Ecstasy can be deliberately induced using religious or creative activities, meditation, music, dancing, breathing exercises, physical exercise, sexual intercourse or consumption of psychotropic drugs. The particular technique that an individual uses to induce ecstasy is usually also associated with that individual's particular religious and cultural traditions. Sometimes an ecstatic experience takes place due to occasional contact with something or somebody perceived as extremely beautiful or holy, or without any known reason. "In some cases, a person might obtain an ecstatic experience 'by mistake'. Maybe the person unintentionally triggers one of the, probably many, physiological mechanisms through which such an experience can be reached. In such cases, it is not rare to find that the person later, by reading, looks for an interpretation and maybe finds it within a tradition."

People interpret the experience afterward according to their culture and beliefs (as a revelation from God, a trip to the world of spirits or a psychotic episode). "When a person is using an ecstasy technique, he usually does so within a tradition. When he reaches an experience, a traditional interpretation of it already exists." The experience together with its subsequent interpretation may strongly and permanently change the value system and the worldview of the subject (e.g. to cause religious conversion).
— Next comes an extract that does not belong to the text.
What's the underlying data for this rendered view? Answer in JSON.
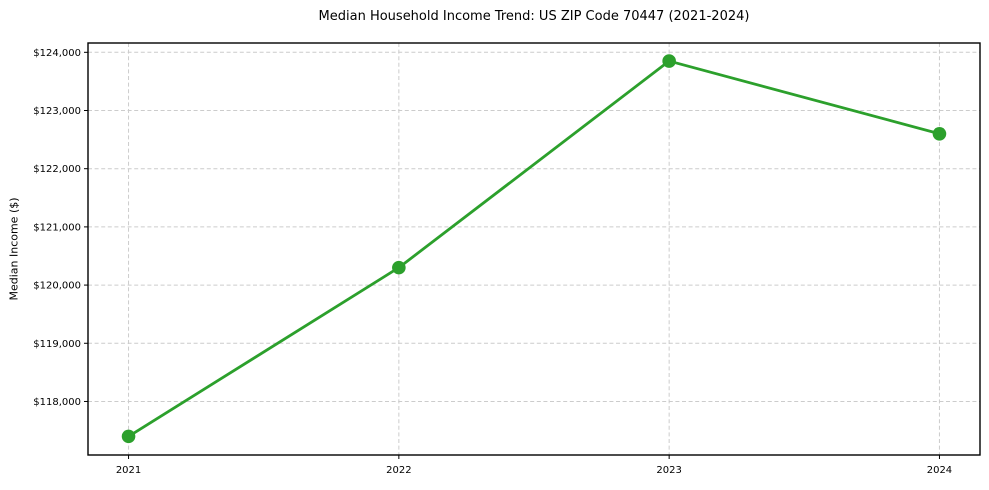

In 1925, James Leuba wrote: "Among most uncivilized populations, as among civilized peoples, certain ecstatic conditions are regarded as divine possession or as union with the Divine. These states are induced by means of drugs, by physical excitement, or by psychical means. But, however produced and at whatever level of culture they may be found, they possess certain common features which suggest even to the superficial observer some profound connection. Always described as delightful beyond expression, these awesome ecstatic experiences end commonly in mental quiescence or even in total unconsciousness." He prepares his readers "... to recognize a continuity of impulse, of purpose, of form and of result between the ecstatic intoxication of the savage and the absorption in God of the Christian mystic."

"In everyday language, the word 'ecstasy' denotes an intense, euphoric experience. For obvious reasons, it is rarely used in a scientific context; it is a concept that is extremely hard to define."